ここでは、リサーチャ、ソフトウェアエンジニアを図1のように定義しており、データサイエンティストがリサーチャの中に入っているのが特徴的です。会社ごとにこのような定義は異なると思いますし、もし研究という文脈のデータサイエンティストを知らない人はそのように含む場合があると気づきにもなったのではないでしょうか。
次に、発表者が担当している事業の紹介になります。異音検知の事業になりますが、このビジネスは聞き慣れていない方も多いかもしれませんし、著者も初めて聞くビジネスでした。
齋藤氏によるとこのビジネスがもたらす利点としては、例えば機械の音をモニタリングするときに水漏れの音を確認できたらAIが故障と判断し、操業を一時停止し早期に故障を検知することができるなどがあります。図2のように異音は身近に存在します。そういった異音に対してAI/機械学習を適用してその検知を自動化できれば、機械の自動故障検知/停止や人的被害の早期発見/防止につながり、社会問題も解決できるインパクトを持っていると齋藤氏は説明しました。
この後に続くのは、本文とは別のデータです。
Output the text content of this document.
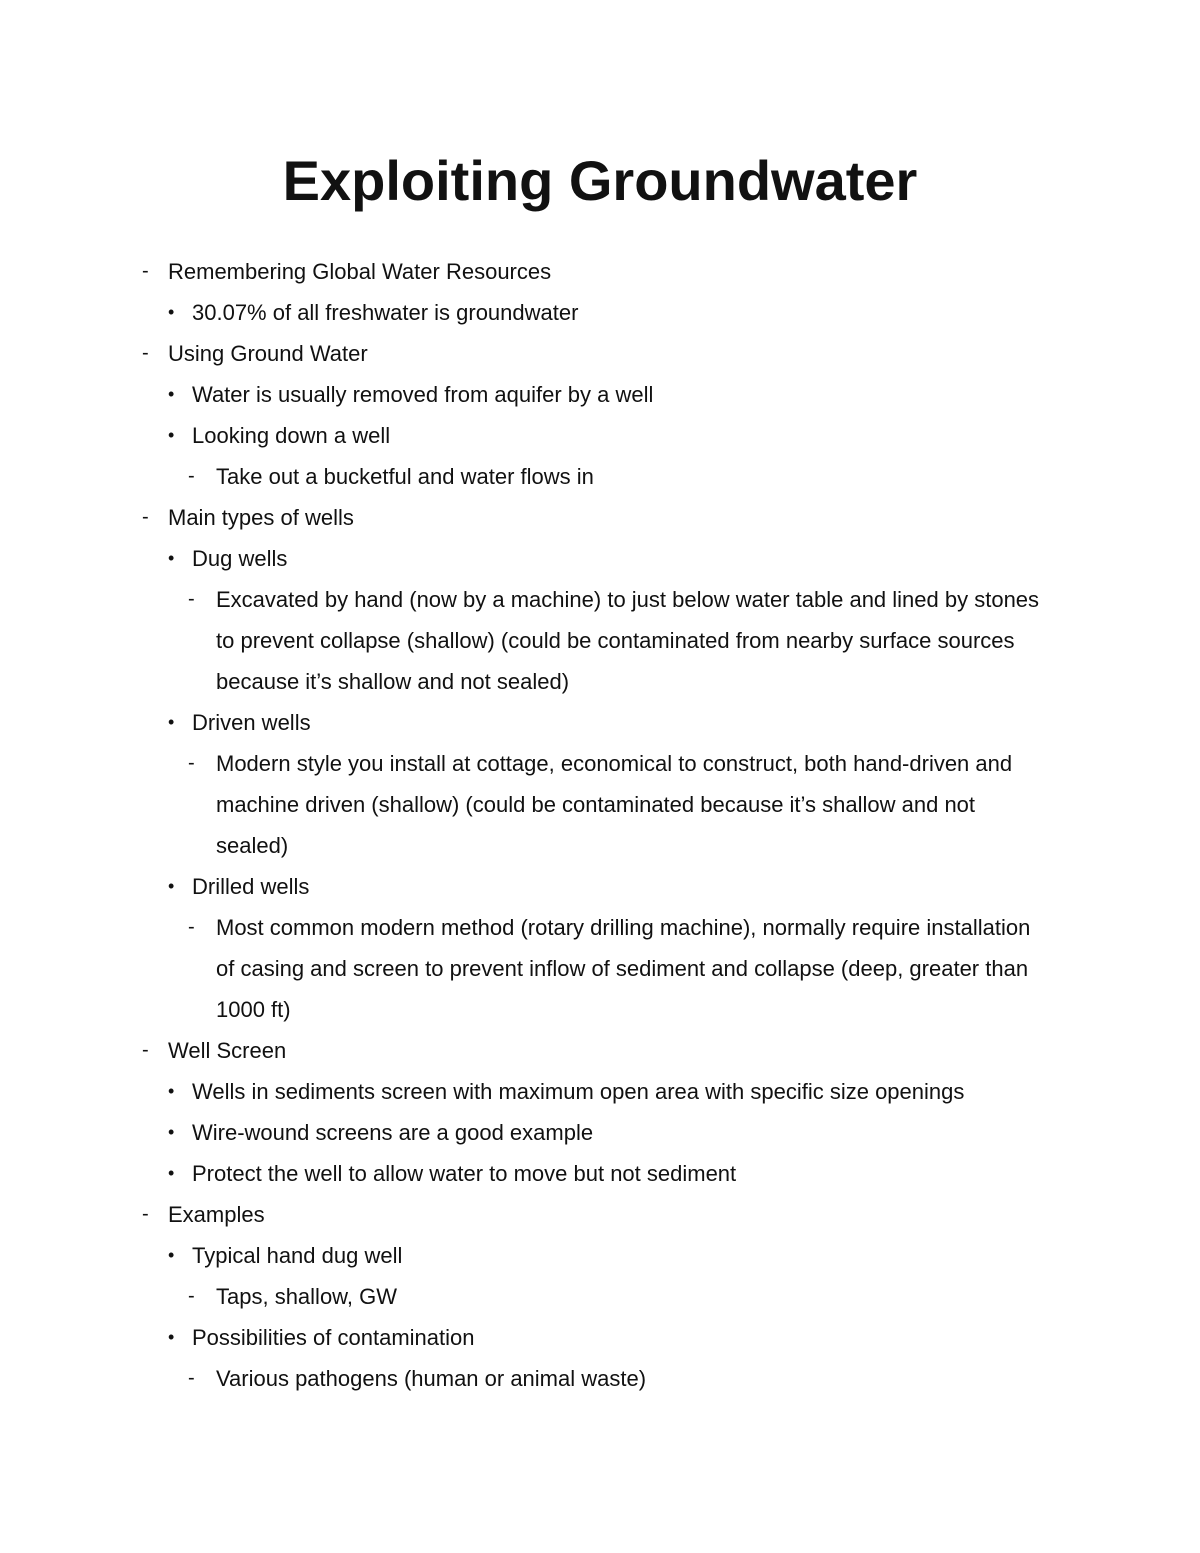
Exploiting Groundwater
- Remembering Global Water Resources
• 30.07% of all freshwater is groundwater
- Using Ground Water
• Water is usually removed from aquifer by a well
• Looking down a well
- Take out a bucketful and water flows in
- Main types of wells
• Dug wells
- Excavated by hand (now by a machine) to just below water table and lined by stones to prevent collapse (shallow) (could be contaminated from nearby surface sources because it’s shallow and not sealed)
• Driven wells
- Modern style you install at cottage, economical to construct, both hand-driven and machine driven (shallow) (could be contaminated because it’s shallow and not sealed)
• Drilled wells
- Most common modern method (rotary drilling machine), normally require installation of casing and screen to prevent inflow of sediment and collapse (deep, greater than 1000 ft)
- Well Screen
• Wells in sediments screen with maximum open area with specific size openings
• Wire-wound screens are a good example
• Protect the well to allow water to move but not sediment
- Examples
• Typical hand dug well
- Taps, shallow, GW
• Possibilities of contamination
- Various pathogens (human or animal waste)
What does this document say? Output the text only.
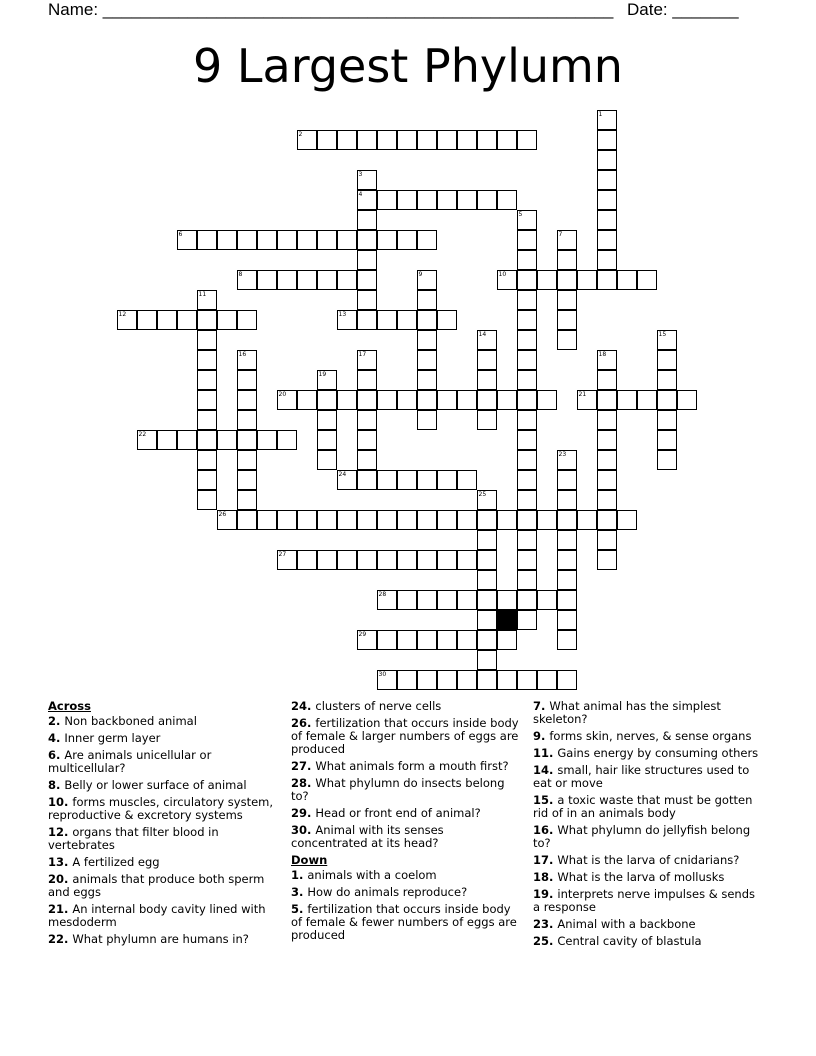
Name: ______________________________________________________ Date: _______
9 Largest Phylumn
1
2
3
4
5
6	7
8	9	10
11
12	13
14	15
16	17	18
19
20	21
22
23
24
25
26
27
28
29
30
Across
2. Non backboned animal
4. Inner germ layer
6. Are animals unicellular or multicellular?
8. Belly or lower surface of animal
10. forms muscles, circulatory system, reproductive & excretory systems
12. organs that filter blood in vertebrates
13. A fertilized egg
20. animals that produce both sperm and eggs
21. An internal body cavity lined with mesdoderm
22. What phylumn are humans in?
24. clusters of nerve cells
26. fertilization that occurs inside body of female & larger numbers of eggs are produced
27. What animals form a mouth first?
28. What phylumn do insects belong to?
29. Head or front end of animal?
30. Animal with its senses concentrated at its head?
Down
1. animals with a coelom
3. How do animals reproduce?
5. fertilization that occurs inside body of female & fewer numbers of eggs are produced
7. What animal has the simplest skeleton?
9. forms skin, nerves, & sense organs
11. Gains energy by consuming others
14. small, hair like structures used to eat or move
15. a toxic waste that must be gotten rid of in an animals body
16. What phylumn do jellyfish belong to?
17. What is the larva of cnidarians?
18. What is the larva of mollusks
19. interprets nerve impulses & sends a response
23. Animal with a backbone
25. Central cavity of blastula
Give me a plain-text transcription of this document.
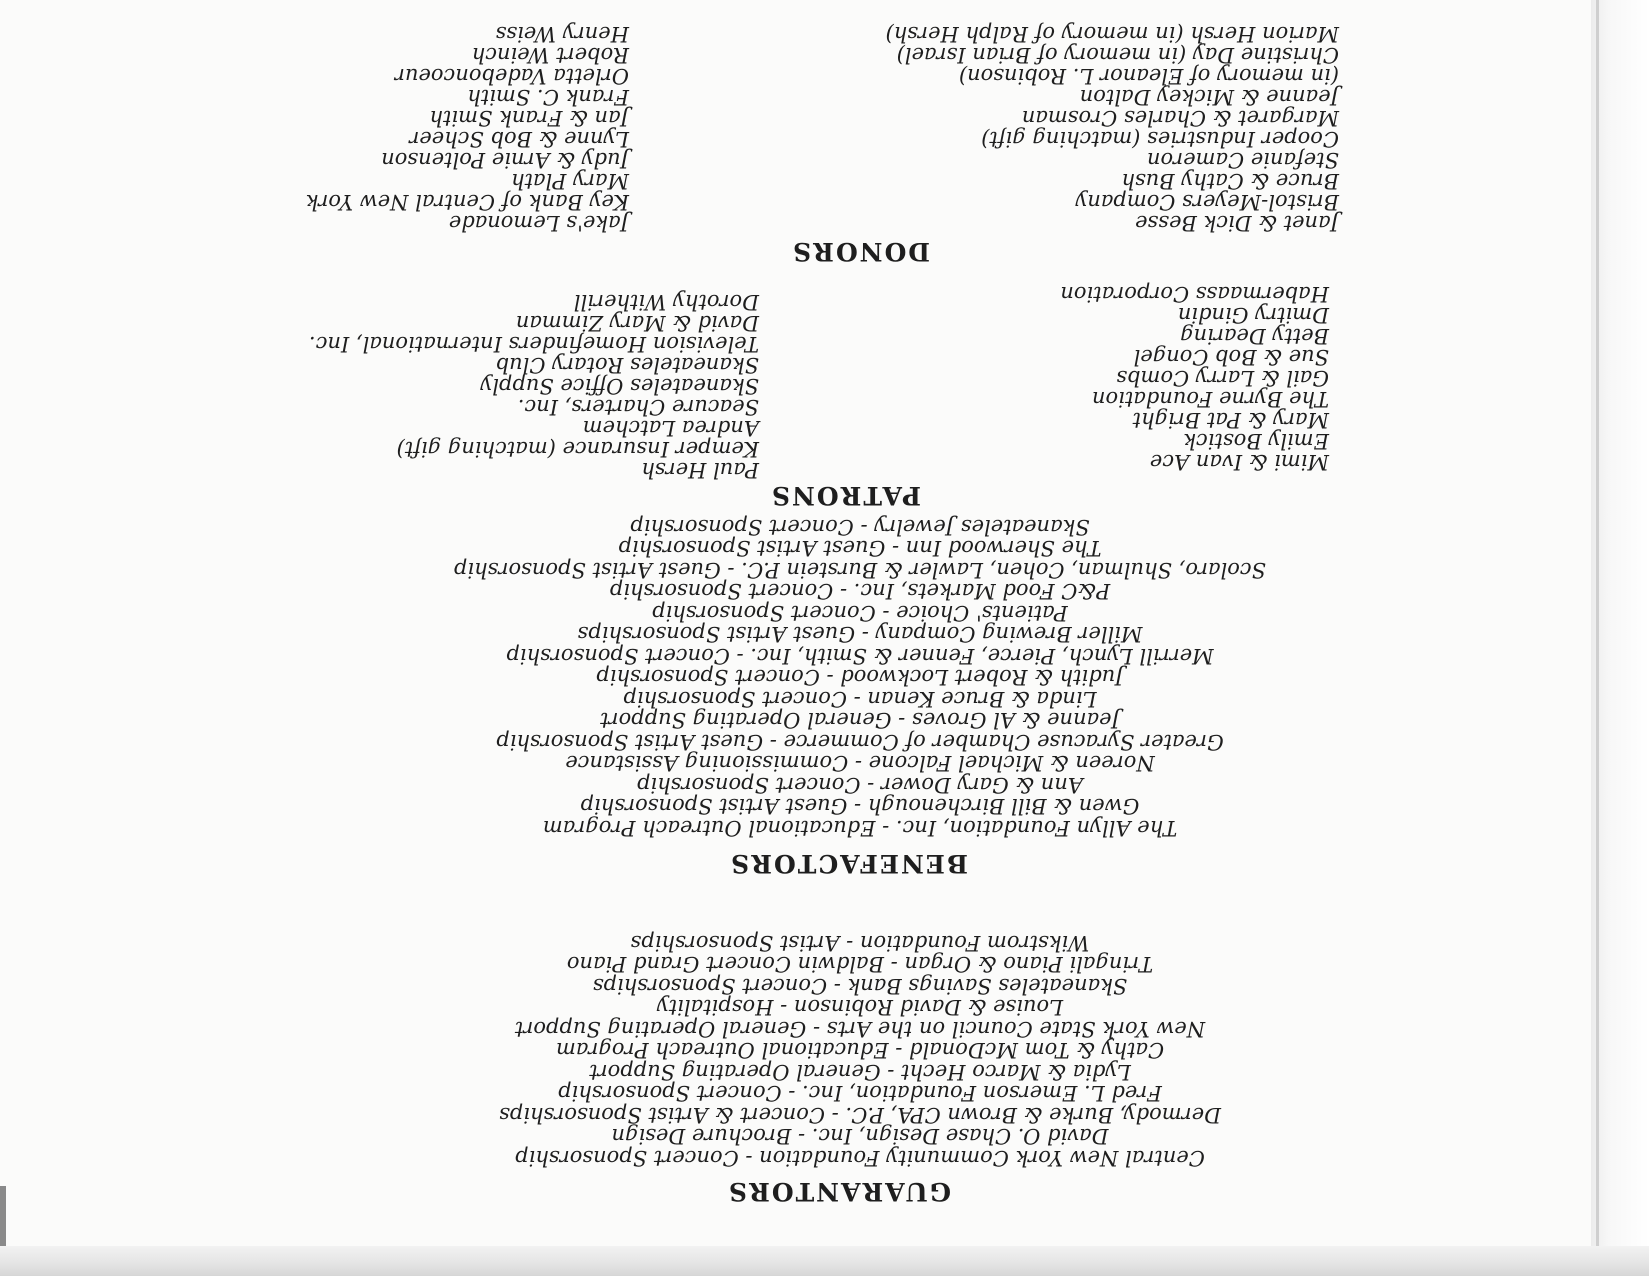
GUARANTORS
Central New York Community Foundation - Concert Sponsorship
David O. Chase Design, Inc. - Brochure Design
Dermody, Burke & Brown CPA, P.C. - Concert & Artist Sponsorships
Fred L. Emerson Foundation, Inc. - Concert Sponsorship
Lydia & Marco Hecht - General Operating Support
Cathy & Tom McDonald - Educational Outreach Program
New York State Council on the Arts - General Operating Support
Louise & David Robinson - Hospitality
Skaneateles Savings Bank - Concert Sponsorships
Tringali Piano & Organ - Baldwin Concert Grand Piano
Wikstrom Foundation - Artist Sponsorships
BENEFACTORS
The Allyn Foundation, Inc. - Educational Outreach Program
Gwen & Bill Birchenough - Guest Artist Sponsorship
Ann & Gary Dower - Concert Sponsorship
Noreen & Michael Falcone - Commissioning Assistance
Greater Syracuse Chamber of Commerce - Guest Artist Sponsorship
Jeanne & Al Groves - General Operating Support
Linda & Bruce Kenan - Concert Sponsorship
Judith & Robert Lockwood - Concert Sponsorship
Merrill Lynch, Pierce, Fenner & Smith, Inc. - Concert Sponsorship
Miller Brewing Company - Guest Artist Sponsorships
Patients' Choice - Concert Sponsorship
P&C Food Markets, Inc. - Concert Sponsorship
Scolaro, Shulman, Cohen, Lawler & Burstein P.C. - Guest Artist Sponsorship
The Sherwood Inn - Guest Artist Sponsorship
Skaneateles Jewelry - Concert Sponsorship
PATRONS
Mimi & Ivan Ace
Emily Bostick
Mary & Pat Bright
The Byrne Foundation
Gail & Larry Combs
Sue & Bob Congel
Betty Dearing
Dmitry Gindin
Habermaass Corporation
Paul Hersh
Kemper Insurance (matching gift)
Andrea Latchem
Seacure Charters, Inc.
Skaneateles Office Supply
Skaneateles Rotary Club
Television Homefinders International, Inc.
David & Mary Zimman
Dorothy Witherill
DONORS
Janet & Dick Besse
Bristol-Meyers Company
Bruce & Cathy Bush
Stefanie Cameron
Cooper Industries (matching gift)
Margaret & Charles Crosman
Jeanne & Mickey Dalton
(in memory of Eleanor L. Robinson)
Christine Day (in memory of Brian Israel)
Marion Hersh (in memory of Ralph Hersh)
Jake's Lemonade
Key Bank of Central New York
Mary Plath
Judy & Arnie Poltenson
Lynne & Bob Scheer
Jan & Frank Smith
Frank C. Smith
Orletta Vadeboncoeur
Robert Weinch
Henry Weiss
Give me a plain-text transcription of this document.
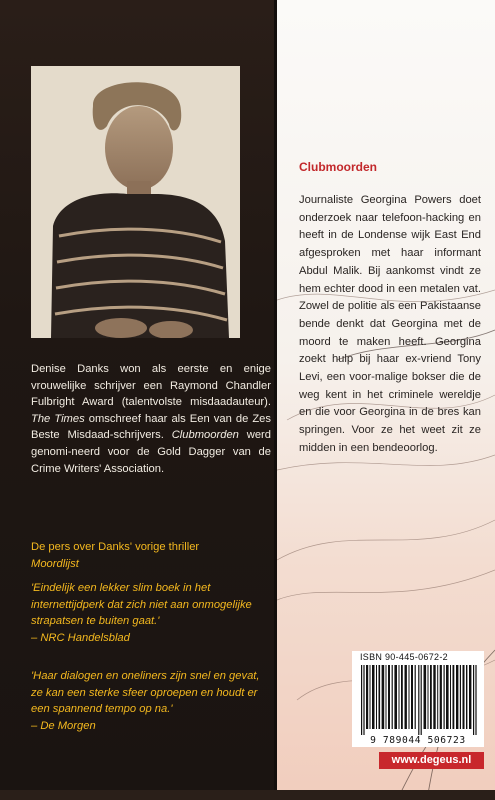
Denise Danks won als eerste en enige vrouwelijke schrijver een Raymond Chandler Fulbright Award (talentvolste misdaadauteur). The Times omschreef haar als Een van de Zes Beste Misdaad-schrijvers. Clubmoorden werd genomi-neerd voor de Gold Dagger van de Crime Writers' Association.
De pers over Danks' vorige thriller
Moordlijst
'Eindelijk een lekker slim boek in het internettijdperk dat zich niet aan onmogelijke strapatsen te buiten gaat.'
– NRC Handelsblad
'Haar dialogen en oneliners zijn snel en gevat, ze kan een sterke sfeer oproepen en houdt er een spannend tempo op na.'
– De Morgen
Clubmoorden
Journaliste Georgina Powers doet onderzoek naar telefoon-hacking en heeft in de Londense wijk East End afgesproken met haar informant Abdul Malik. Bij aankomst vindt ze hem echter dood in een metalen vat. Zowel de politie als een Pakistaanse bende denkt dat Georgina met de moord te maken heeft. Georgina zoekt hulp bij haar ex-vriend Tony Levi, een voor-malige bokser die de weg kent in het criminele wereldje en die voor Georgina in de bres kan springen. Voor ze het weet zit ze midden in een bendeoorlog.
ISBN 90-445-0672-2
9 789044 506723
www.degeus.nl
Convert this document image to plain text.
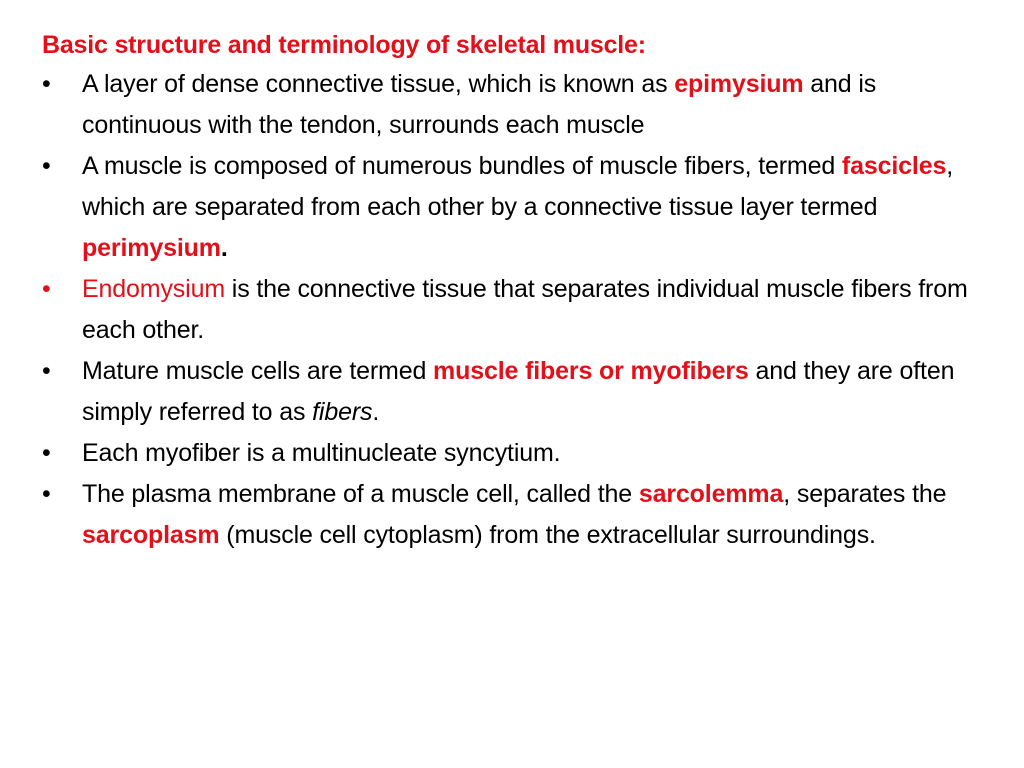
Basic structure and terminology of skeletal muscle:

•	A layer of dense connective tissue, which is known as epimysium and is continuous with the tendon, surrounds each muscle
•	A muscle is composed of numerous bundles of muscle fibers, termed fascicles, which are separated from each other by a connective tissue layer termed perimysium.
•	Endomysium is the connective tissue that separates individual muscle fibers from each other.
•	Mature muscle cells are termed muscle fibers or myofibers and they are often simply referred to as fibers.
•	Each myofiber is a multinucleate syncytium.
•	The plasma membrane of a muscle cell, called the sarcolemma, separates the sarcoplasm (muscle cell cytoplasm) from the extracellular surroundings.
齋藤氏は次に本発表で取り扱う異音検知プラットフォームFAST-Dのシステム概要を説明されました。このシステムでは図3に示すように、人が学習用のデータとそのラベルをプラットフォームに投入し、学習モデルを自動的に生成して、IoTデバイスに配布します。そのIoTデバイスでは音声を取得しているので、その音声から異音を検知し、ユーザーへ異常通知を行います。
次にMLOpsの定義について、グーグルやマイクロソフトでのMLOpsの定義を引用しながら齋藤氏ご自身の意見を交えて説明しました。リサーチャもソフトウェアエンジニアも、「世の中をよりよくしたい」「ユーザーの課題を解決したい」という目的は一致しています。ResDevOps(研究部門も巻き込んだDevOps)という概念を引用し、「リサーチャの役割か」「ソフトウェアエンジニアの役割か」とロールを分けることなく課題を解決することが重要であると指摘しました。それを踏まえて齋藤氏は本発表で、
ResDevOps体制で開発された学習モデルを、AIシステムを通じて課題を解決したいユーザに向け、安全、かつ、期待品質で提供する体制、及び、活動のこと
をMLOpsの定義としました(図4)。
次に、MLOpsを実現するための開発体制と、前処理および学習モデル生成の開発フローが紹介されました。
まずリサーチャとソフトウェアエンジニアではバックグラウンドが異なることが説明されました。バックグラウンドが違うだけではなく、ロールの目的にも関わりますが、利用したいプラットフォームや作業の性質も違います。リサーチャは、モデルの精度を上げるためTry and Errorの回数が多く、オンプレミスの高スペックのマシンを期待する方向にあります。一方のソフトウェアエンジニアは、クラウドで運用トラブルや運用構成は最小限に行いたいという方向にあります。